The movie stars Mikael Persbrandt as Anton, a Swedish doctor working in the refugee camp in Africa. His son Elias (Markus Rygaard) is the target of a bully due to his Swedish roots back in Denmark. A meek young kid, Elias is also struggling with the separation of his parents, Anton and Marianne (Trine Dyrholm). Elias forms a strong friendship with a new troubled kid Christian (William Jøhnk Nielsen), who recently lost his mother to cancer and blames his father Claus (Ulrich Thomsen) for giving up, and unforgiving at the 'betrayal' of his father. 'In a Better World' is an engrossing tale of two Danish families, each grappling with their own personal tragedies, and the boys of the two families forming a strong friendship. This is a brilliant tale of conflicting moral choices, retribution, reconciliation and forgiveness in contrasting universes of a Sudanese refugee camp and a peaceful town in Denmark.

Anyone who has seen Susanne's brilliant previous efforts like After the Wedding and Brothers would be aware of her great skills at capturing powerful emotions and drama in normal human settings and creating interesting and realistic characters. In a Better World is another of Susanne's masterpiece, worthy of all the acclaim.

#1. Festen (IMDB Rating 8.1)

Festen (aka The Celebration), the winner of the Jury Prize at the 1998 Cannes Film Festival is regarded as arguably the greatest Danish movie of the recent era. The movie by Thomas Vinterberg is also notable as being the first Danish movie created using the Dogme-95 rules that stresses on a strong narrative, themes, actors and doesn't indulge in any special effects, technology or post production alterations or modifications to the movie. The movie deals with the controversial and taboo subject of incest that forms the backdrop of the movie. The movie takes place during the festivities of the 60th birthday of the patriarch of a family, Helge (Henning Moritzen), as they gather to celebrate it with a grand feast in a family-run hotel. During these celebrations, shocking revelations are made by Helge's son Christian (Ulrich Thomsen). In a speech, Christian accuses Helge of sexually abusing him and his late twin sister when they were young resulting in her sister committing suicide and psychologically scarring him for the rest of his life unable to commit himself to any intimate relationship. As the movie progresses, we start to realize the frailty of the family's relationships, and the flawed characters of the normal-appearing dysfunctional family are slowly revealed.  
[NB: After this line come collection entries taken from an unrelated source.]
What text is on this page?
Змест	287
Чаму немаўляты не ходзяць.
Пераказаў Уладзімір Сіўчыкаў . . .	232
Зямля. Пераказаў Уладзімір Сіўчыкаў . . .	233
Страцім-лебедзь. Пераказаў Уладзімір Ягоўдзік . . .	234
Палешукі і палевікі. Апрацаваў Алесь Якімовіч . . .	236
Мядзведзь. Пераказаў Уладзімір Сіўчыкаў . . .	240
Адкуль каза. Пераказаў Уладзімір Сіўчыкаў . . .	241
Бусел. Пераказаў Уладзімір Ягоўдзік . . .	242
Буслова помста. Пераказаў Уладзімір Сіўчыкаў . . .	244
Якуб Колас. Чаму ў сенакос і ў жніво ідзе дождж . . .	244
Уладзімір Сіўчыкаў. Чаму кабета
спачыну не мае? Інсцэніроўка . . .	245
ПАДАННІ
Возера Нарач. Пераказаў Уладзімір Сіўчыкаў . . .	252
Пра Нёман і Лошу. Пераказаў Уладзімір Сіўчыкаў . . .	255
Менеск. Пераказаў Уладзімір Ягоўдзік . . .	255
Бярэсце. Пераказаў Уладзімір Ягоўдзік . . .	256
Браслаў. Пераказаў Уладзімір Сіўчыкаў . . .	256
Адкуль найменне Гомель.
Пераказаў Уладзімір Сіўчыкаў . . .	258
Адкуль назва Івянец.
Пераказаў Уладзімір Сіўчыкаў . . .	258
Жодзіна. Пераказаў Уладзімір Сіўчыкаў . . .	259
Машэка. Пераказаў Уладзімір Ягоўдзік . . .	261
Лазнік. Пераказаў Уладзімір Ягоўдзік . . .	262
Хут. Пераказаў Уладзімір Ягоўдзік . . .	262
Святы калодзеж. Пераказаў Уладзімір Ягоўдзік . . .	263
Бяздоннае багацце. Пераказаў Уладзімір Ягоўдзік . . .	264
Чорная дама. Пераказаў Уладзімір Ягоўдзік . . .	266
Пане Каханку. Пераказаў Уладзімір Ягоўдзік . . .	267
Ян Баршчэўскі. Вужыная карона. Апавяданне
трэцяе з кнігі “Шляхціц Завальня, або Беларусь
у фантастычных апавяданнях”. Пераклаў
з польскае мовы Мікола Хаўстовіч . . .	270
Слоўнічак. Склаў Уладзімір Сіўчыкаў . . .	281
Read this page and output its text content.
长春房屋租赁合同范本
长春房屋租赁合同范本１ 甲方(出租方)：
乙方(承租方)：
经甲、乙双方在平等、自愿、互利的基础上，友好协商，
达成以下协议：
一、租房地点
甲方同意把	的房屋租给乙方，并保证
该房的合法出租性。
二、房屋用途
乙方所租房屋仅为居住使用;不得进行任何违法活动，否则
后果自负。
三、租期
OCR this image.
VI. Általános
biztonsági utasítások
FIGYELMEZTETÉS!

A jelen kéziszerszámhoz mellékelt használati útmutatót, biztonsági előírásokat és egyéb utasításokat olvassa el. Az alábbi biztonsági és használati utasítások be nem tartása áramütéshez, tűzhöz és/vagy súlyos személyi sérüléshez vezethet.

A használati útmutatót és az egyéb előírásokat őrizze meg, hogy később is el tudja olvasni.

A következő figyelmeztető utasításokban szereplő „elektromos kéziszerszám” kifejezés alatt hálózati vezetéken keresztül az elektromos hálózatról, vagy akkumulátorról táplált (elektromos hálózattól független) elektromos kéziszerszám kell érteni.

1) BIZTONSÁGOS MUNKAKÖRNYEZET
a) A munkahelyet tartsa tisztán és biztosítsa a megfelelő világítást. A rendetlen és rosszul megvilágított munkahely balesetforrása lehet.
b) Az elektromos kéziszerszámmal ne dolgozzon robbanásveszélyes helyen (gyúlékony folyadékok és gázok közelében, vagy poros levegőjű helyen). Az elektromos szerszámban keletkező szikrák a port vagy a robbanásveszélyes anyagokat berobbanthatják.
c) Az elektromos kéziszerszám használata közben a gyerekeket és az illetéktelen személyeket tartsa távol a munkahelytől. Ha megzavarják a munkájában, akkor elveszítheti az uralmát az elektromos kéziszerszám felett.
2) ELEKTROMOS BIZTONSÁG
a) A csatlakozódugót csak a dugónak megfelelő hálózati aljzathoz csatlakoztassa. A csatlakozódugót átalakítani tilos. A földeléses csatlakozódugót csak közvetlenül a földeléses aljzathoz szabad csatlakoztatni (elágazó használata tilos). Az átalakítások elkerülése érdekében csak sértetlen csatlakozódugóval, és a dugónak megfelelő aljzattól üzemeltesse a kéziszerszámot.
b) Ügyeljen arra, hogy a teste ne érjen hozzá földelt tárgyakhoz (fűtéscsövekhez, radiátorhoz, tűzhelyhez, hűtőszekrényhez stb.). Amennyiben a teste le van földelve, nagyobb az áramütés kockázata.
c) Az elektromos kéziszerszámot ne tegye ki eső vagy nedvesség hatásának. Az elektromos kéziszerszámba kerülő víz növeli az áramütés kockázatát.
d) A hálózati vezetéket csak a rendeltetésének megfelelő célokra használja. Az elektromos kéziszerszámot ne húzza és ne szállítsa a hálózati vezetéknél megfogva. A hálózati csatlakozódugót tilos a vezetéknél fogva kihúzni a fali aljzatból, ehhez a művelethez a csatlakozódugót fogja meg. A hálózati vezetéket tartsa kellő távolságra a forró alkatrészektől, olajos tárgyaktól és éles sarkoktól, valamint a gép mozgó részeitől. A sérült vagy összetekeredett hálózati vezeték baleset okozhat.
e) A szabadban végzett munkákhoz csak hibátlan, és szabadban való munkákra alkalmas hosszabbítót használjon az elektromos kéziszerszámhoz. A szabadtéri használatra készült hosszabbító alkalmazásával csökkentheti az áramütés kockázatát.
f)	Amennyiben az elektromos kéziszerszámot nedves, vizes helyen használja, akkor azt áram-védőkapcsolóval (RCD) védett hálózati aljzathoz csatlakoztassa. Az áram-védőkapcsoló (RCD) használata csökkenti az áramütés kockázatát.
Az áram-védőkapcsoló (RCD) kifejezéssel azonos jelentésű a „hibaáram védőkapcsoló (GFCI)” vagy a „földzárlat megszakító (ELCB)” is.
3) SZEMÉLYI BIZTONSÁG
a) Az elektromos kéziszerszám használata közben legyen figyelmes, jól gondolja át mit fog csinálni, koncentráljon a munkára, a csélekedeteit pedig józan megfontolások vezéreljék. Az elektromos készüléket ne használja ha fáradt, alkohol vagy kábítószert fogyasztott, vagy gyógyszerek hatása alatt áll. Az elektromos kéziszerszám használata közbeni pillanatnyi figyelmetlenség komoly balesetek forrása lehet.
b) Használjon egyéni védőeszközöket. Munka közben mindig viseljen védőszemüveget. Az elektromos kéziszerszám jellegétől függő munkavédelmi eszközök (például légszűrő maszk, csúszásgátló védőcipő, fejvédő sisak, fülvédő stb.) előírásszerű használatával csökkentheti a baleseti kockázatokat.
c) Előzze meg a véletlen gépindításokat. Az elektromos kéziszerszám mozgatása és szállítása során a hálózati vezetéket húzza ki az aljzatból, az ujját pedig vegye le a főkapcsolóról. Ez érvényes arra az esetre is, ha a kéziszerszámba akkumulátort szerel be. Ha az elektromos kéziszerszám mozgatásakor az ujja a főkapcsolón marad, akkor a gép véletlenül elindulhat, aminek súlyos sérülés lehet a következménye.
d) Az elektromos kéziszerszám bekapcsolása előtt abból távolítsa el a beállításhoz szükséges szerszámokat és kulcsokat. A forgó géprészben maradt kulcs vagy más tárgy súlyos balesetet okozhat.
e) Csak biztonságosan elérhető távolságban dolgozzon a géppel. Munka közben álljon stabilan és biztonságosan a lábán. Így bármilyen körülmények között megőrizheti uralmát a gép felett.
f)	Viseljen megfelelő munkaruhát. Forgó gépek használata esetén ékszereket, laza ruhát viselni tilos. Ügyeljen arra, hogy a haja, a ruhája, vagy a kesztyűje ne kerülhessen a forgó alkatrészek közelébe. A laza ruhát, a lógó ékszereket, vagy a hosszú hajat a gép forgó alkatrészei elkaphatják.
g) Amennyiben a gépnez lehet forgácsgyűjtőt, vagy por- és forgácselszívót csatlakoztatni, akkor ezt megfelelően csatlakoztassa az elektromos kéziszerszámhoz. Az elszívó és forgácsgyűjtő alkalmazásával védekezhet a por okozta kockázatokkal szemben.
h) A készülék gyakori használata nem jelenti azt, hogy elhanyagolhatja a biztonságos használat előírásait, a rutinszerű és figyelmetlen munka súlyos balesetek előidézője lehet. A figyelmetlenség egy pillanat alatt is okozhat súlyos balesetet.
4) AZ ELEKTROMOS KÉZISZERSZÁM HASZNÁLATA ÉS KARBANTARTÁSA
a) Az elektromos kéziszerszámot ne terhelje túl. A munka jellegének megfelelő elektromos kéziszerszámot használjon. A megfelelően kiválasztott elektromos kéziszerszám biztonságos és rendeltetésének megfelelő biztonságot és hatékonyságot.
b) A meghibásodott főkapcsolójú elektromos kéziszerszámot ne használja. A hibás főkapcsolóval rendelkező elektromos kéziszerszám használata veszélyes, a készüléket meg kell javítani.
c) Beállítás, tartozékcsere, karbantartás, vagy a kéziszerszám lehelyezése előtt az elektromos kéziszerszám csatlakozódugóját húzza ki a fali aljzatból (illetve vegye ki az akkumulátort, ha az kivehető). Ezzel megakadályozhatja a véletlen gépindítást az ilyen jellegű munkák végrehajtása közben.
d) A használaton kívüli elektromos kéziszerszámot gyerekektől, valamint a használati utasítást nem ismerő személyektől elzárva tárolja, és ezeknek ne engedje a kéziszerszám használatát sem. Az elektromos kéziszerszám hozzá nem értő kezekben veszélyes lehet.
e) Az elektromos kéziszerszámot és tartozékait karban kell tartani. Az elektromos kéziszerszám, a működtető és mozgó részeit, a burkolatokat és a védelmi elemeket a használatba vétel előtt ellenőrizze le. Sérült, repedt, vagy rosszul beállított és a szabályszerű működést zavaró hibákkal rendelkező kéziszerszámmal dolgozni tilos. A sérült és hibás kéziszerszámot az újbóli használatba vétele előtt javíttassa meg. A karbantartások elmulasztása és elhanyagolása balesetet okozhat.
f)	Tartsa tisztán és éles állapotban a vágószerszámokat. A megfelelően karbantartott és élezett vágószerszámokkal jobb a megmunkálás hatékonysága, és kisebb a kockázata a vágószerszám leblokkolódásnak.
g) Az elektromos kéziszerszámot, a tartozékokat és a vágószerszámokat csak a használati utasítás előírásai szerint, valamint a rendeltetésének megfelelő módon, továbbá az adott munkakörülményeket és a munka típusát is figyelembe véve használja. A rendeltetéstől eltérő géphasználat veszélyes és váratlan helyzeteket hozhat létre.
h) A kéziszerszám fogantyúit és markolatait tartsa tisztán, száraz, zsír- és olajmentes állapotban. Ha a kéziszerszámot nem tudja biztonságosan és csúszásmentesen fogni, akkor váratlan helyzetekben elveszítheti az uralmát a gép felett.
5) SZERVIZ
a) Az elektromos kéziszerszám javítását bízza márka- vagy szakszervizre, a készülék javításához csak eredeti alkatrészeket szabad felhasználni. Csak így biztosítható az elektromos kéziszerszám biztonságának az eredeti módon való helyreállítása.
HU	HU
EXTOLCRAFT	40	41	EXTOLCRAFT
Festen is undoubtedly one of the most impressive and unsettling movie about coming together of a dysfunctional family for a celebration where secrets are unraveled, relationships get redefined with each shocking revelation, and old rivalries re-ignited; but at the end of it all, being regarded as just another chapter in history of twisted family dynamics by everyone present.  A Dogme masterpiece, arguably the best.